Under current practice, service providers generally develop their own address-mapping solutions and negotiate their own traffic exchange arrangements among themselves. Experts predict a gradual shift toward public ENUM as the number of IP voice endpoints grows. The following ENUM structures are possible:
The reality is that ENUM is not currently required in networks, based on the type of applications that carriers and service providers are supporting. In terms of U.S. domestic policy, the U.S. government endorses moving forward with ENUM based on the concept of an industry management limited liability corporation similar to that used with number portability. It involves an arm's-length contractual relationship with an administrative entity. This is similar to existing relationships with ICANN (www.icann.org) for IP address space, top-level domain names, and root server management; with NeuStar (www.neustar.com) for numbering plan and portability management; and with VeriSign (www.verisign.com) for .com and .net registries.

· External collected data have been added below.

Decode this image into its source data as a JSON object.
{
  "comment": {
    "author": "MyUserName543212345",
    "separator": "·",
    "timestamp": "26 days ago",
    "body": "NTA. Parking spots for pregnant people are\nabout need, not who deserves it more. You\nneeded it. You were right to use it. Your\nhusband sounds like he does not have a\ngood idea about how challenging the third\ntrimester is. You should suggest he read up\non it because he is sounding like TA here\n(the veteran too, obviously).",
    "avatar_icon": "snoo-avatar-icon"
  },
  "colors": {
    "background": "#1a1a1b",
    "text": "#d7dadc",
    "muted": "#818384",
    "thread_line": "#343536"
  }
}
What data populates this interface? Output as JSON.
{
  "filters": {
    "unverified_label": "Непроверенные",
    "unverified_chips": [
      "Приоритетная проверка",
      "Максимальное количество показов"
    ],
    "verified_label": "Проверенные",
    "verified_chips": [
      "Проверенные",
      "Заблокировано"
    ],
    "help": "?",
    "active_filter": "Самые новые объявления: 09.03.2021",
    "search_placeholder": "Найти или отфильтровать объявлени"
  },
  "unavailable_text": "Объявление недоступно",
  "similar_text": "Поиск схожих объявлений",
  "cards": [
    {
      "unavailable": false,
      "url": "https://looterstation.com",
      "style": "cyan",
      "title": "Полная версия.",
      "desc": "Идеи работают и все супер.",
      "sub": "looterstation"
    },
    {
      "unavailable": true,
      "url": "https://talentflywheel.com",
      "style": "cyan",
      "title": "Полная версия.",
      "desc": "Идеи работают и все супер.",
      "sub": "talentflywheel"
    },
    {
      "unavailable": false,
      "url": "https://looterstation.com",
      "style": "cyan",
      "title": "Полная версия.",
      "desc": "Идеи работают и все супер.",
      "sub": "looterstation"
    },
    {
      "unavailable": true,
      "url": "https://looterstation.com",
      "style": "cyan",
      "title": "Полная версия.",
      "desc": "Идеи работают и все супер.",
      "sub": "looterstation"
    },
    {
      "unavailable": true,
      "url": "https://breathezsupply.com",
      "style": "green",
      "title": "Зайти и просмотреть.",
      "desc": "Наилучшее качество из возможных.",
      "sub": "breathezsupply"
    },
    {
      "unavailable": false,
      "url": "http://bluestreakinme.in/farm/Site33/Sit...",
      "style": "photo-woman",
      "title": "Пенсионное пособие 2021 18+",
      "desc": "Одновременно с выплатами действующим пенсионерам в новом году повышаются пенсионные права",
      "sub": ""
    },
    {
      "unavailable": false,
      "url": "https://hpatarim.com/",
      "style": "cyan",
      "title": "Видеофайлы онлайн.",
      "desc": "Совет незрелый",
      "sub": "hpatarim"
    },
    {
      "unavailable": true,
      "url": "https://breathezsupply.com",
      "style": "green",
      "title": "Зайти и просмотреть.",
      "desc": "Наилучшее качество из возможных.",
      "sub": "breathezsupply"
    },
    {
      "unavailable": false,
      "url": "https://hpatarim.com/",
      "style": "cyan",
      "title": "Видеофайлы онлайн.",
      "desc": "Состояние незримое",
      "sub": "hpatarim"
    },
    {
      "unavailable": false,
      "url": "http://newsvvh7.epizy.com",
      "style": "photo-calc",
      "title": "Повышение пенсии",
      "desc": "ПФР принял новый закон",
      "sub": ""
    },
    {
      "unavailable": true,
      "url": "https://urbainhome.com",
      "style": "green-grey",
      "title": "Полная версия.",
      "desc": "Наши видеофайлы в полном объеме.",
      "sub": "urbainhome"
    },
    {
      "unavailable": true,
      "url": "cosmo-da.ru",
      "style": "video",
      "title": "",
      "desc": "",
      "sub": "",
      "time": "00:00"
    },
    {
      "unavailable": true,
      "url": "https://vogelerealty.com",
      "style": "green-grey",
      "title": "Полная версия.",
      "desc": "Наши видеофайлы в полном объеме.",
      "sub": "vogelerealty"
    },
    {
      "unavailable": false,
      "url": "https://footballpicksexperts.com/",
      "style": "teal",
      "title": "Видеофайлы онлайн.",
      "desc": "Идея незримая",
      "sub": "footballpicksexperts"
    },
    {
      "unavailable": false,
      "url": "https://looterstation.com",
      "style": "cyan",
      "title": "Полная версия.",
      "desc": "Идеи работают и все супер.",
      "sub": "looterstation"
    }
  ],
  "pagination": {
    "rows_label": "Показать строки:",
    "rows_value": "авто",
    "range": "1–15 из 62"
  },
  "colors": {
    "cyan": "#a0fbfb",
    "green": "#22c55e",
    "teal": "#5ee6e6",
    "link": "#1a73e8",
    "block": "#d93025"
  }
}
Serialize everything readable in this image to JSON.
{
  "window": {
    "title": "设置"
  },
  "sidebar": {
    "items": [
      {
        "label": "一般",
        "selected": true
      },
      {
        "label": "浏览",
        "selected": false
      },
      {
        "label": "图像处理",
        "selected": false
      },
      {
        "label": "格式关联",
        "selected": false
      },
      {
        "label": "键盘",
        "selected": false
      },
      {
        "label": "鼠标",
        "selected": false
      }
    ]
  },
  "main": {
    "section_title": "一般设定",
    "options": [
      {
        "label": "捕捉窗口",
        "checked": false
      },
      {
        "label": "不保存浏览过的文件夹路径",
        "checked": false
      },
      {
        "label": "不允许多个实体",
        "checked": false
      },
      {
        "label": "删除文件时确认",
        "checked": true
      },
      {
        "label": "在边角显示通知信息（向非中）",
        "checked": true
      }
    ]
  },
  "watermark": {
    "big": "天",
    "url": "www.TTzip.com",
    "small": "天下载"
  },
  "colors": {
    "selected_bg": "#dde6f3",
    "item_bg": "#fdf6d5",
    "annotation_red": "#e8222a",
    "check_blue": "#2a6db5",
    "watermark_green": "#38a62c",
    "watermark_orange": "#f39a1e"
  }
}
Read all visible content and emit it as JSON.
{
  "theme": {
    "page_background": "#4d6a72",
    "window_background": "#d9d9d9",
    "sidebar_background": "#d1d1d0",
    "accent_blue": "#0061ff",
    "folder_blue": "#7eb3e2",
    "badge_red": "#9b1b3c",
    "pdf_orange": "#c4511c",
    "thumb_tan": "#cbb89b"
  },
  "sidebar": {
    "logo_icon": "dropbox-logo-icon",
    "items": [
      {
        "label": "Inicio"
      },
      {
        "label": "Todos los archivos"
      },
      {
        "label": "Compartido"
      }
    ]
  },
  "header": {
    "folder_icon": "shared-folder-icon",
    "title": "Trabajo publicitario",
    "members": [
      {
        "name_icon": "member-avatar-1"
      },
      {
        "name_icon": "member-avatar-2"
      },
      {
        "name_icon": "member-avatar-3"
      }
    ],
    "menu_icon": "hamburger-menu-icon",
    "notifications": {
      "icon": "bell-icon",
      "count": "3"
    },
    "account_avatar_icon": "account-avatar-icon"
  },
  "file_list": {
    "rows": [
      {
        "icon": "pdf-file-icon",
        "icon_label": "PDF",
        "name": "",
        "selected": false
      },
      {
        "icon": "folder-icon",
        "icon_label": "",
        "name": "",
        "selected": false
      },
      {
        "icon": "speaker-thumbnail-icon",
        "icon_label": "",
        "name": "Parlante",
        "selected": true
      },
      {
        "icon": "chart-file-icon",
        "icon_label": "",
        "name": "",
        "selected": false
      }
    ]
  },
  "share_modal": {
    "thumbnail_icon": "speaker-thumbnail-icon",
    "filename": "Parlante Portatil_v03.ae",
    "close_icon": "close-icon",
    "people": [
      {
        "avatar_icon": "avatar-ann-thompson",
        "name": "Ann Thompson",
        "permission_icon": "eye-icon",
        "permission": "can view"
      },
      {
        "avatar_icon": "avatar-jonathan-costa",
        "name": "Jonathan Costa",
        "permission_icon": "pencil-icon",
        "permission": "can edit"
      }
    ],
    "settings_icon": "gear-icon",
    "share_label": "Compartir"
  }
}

The U.S. ENUM Forum (www.enumf.org) is developing policies and taking steps to implement ENUM in the United States. Some early participants include AT&T, Sprint, SBC, Verizon, Neustar, Cox Cable & Wireless, Cisco, and Telcordia. However, it is anticipated that it will be a while before the United States sees public ENUM. Several national forums are under way in the United Kingdom, Austria, Sweden, Japan, the Netherlands, Germany, Brazil, Austria, Poland, and elsewhere. A number of resources are available on the Web, including the approved ENUM delegation list (www.ripe.net/enum/request-archives) and the ITU ENUM Web page (www.itu.int/osg/spu/enum/index.html).